“Estão a bombardear crianças”: Russo de 63 anos condenado a sete anos de prisão por publicar “falsidades” nas redes sociais

Um tribunal de Moscovo, na Rússia condenou Mikhail Simonov, de 63 anos a sete anos de prisão, depois de o considerar culpado por “disseminar falsidades” sobre as Forças Armadas russas nas redes sociais “motivadas por ódio político”.

Pedro Gonçalves

Um tribunal de Moscovo, na Rússia condenou Mikhail Simonov, de 63 anos a sete anos de prisão, depois de o considerar culpado por “disseminar falsidades” sobre as Forças Armadas russas nas redes sociais “motivadas por ódio político”.

De acordo com a ONG de ajuda legal Net Freedoms Project, o caso é sustentado em duas publicações que Simonov fez na rede social russa VKontakte sobre bombardeamentos russos em Kiev e o episódio da ofensiva lançada contra um teatro em Mariupol.



“Mulheres e crianças a serem assassinadas, e nos estamos a cantar cânticos no canal 1. Rússia, tornámo-nos uns sem-vergonha.
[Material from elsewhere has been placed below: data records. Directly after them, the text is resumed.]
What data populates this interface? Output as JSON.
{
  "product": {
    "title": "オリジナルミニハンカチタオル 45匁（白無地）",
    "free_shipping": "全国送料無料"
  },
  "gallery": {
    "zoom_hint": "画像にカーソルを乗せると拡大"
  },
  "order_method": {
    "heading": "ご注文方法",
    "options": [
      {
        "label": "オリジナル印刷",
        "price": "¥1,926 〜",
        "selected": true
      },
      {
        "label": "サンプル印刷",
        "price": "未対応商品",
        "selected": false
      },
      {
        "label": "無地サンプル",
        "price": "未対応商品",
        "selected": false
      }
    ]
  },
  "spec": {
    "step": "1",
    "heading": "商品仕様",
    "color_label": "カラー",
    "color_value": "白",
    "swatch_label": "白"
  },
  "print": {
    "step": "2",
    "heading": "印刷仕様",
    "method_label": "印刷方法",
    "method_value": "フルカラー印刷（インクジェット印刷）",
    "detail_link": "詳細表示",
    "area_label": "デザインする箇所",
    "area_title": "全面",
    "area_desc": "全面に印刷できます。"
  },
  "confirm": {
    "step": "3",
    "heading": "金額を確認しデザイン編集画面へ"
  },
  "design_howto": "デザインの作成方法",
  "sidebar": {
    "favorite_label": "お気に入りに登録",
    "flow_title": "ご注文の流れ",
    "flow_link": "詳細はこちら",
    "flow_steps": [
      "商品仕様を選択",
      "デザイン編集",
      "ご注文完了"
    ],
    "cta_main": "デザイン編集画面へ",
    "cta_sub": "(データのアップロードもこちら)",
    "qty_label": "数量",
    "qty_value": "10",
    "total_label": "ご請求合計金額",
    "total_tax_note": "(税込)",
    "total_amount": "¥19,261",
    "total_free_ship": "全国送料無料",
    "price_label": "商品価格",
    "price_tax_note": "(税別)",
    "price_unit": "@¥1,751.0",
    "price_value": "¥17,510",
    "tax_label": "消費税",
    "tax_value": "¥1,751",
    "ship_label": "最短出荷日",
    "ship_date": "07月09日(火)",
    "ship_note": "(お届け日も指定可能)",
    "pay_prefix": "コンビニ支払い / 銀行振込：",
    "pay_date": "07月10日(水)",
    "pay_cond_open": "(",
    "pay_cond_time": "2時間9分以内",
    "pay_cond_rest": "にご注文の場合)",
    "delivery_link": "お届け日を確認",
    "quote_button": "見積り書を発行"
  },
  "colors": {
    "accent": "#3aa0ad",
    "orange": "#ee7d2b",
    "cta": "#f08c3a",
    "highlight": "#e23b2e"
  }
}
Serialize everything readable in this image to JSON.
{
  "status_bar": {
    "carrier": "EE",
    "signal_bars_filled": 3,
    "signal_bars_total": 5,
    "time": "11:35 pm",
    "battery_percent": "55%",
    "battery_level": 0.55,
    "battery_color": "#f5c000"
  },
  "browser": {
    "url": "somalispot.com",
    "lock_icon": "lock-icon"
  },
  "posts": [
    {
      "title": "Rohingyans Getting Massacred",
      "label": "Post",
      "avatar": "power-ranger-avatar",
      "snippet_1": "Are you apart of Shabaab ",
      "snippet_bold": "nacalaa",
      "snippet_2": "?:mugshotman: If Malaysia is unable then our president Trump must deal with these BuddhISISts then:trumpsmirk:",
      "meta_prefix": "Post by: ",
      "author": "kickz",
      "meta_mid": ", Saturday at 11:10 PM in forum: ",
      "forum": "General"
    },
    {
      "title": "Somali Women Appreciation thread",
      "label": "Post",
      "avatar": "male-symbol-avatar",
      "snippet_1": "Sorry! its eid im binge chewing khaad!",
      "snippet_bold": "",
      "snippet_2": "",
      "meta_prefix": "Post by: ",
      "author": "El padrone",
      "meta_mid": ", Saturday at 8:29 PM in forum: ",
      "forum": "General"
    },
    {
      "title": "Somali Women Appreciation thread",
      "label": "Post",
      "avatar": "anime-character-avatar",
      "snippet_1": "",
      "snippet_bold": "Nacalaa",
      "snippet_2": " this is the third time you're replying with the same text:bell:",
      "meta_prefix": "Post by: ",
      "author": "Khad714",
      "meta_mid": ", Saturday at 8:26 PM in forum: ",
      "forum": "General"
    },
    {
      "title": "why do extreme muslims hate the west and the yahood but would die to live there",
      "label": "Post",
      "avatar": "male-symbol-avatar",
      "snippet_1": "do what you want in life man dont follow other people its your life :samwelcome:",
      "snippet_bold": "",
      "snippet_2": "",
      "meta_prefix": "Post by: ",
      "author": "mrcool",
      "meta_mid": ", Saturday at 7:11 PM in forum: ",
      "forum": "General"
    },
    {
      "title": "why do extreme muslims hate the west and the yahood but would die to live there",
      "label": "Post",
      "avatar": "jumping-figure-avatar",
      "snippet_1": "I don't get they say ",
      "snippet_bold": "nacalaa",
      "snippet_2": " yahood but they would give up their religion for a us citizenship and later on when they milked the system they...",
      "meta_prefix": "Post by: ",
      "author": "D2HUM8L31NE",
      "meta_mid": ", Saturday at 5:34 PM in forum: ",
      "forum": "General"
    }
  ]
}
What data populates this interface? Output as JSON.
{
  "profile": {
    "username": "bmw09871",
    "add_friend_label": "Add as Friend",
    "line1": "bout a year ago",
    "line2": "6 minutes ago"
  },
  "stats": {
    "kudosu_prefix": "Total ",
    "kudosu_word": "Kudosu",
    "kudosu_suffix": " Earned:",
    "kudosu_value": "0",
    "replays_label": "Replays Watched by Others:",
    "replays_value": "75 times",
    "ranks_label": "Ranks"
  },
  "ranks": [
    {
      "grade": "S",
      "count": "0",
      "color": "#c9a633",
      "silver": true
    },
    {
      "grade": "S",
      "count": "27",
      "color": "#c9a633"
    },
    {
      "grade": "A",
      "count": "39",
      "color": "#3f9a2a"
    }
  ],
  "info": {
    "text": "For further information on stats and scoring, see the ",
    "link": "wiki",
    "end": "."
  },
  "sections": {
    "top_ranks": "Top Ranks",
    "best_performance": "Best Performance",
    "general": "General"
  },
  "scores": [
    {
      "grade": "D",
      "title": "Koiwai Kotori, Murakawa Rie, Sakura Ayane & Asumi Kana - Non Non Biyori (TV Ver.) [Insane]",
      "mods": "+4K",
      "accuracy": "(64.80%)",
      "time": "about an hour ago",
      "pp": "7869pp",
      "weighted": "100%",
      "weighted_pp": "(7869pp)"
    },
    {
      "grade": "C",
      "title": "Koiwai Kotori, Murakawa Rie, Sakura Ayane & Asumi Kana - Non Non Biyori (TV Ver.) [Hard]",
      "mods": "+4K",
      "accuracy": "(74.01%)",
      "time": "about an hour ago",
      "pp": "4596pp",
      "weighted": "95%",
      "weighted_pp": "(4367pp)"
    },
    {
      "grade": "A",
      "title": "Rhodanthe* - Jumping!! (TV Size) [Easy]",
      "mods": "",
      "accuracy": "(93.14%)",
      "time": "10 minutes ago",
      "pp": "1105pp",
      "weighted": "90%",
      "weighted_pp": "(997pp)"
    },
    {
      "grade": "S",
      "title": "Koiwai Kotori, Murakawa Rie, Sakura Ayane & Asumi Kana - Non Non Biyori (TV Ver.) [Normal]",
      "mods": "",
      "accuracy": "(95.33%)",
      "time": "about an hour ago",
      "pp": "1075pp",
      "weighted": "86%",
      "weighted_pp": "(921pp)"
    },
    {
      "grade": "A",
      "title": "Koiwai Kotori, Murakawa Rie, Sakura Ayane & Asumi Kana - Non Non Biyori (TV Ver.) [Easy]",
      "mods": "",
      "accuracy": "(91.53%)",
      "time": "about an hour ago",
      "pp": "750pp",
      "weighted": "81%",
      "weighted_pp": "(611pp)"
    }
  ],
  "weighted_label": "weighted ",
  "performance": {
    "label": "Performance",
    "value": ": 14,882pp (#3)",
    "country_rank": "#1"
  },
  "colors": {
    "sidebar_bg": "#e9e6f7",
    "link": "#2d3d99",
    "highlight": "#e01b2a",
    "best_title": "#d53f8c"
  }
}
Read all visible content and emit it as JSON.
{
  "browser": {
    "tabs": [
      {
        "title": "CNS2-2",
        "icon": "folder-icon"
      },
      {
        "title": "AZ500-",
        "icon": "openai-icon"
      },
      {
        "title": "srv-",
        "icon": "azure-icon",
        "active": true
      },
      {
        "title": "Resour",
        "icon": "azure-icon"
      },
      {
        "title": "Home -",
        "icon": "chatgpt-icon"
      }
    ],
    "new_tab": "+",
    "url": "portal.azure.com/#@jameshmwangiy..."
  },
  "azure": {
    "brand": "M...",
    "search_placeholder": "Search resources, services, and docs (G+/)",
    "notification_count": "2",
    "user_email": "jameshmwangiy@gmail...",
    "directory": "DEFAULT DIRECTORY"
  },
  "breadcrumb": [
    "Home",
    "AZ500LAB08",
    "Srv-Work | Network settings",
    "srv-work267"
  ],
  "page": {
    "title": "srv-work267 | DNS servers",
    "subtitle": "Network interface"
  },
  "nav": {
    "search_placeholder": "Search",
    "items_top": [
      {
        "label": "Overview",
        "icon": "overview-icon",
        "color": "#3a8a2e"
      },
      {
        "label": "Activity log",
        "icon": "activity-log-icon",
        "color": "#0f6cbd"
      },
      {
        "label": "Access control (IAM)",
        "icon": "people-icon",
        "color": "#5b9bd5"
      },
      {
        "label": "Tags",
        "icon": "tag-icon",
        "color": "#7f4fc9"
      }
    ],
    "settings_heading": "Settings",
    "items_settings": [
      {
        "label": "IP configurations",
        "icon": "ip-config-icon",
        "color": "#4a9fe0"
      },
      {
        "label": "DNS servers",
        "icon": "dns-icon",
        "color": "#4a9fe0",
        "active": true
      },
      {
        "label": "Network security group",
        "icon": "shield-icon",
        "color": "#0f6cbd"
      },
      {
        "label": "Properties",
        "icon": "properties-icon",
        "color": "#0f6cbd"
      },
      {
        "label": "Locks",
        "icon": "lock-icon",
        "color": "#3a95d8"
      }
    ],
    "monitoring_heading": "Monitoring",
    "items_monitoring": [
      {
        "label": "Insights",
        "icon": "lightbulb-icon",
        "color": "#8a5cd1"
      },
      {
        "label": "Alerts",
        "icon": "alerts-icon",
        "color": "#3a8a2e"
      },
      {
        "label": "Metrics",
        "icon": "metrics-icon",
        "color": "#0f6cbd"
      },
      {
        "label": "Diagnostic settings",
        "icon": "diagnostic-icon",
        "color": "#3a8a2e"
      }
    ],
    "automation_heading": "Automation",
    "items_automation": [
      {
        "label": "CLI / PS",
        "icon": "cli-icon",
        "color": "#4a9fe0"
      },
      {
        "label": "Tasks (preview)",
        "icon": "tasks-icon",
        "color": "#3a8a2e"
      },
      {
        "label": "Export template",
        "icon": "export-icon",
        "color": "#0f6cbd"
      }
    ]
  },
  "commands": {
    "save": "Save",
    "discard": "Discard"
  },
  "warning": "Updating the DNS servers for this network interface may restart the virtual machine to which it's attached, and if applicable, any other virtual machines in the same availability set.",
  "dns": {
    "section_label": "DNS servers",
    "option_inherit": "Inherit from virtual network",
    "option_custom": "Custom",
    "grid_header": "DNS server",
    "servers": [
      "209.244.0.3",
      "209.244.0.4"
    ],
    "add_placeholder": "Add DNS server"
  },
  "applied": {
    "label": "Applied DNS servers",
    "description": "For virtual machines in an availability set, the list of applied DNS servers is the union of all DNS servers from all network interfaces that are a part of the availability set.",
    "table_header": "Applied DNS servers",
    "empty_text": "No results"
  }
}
Que Deus nos perdoe” e “Os pilotos russos estão a bombardear crianças” foram os comentários que desencadearam o processo judicial, segundo relata o jornal Mediazona.

De acordo com a acusação, as publicações feitas pelo homem “enganam os utilizadores sobre a legalidade das ações das Forças Armadas da Rússia, comprometendo a sua autoridade e desacreditando-as sendo que, de acordo com o Ministério da Defesa, a informação sobre a morte de civis pelos militares russos não corresponde à verdade”.

O caso foi aberto depois de duas denúncias. Na primeira, a queixosa Anna Gel diz ter encontrado as publicações “por acaso” e decidiu contactar a polícia porque o que tinha lido contradizia as informações oficiais do Governo russo. Em tribunal, afirmou não gostar “por princípio” quando as pessoas criticam o país em que vivem.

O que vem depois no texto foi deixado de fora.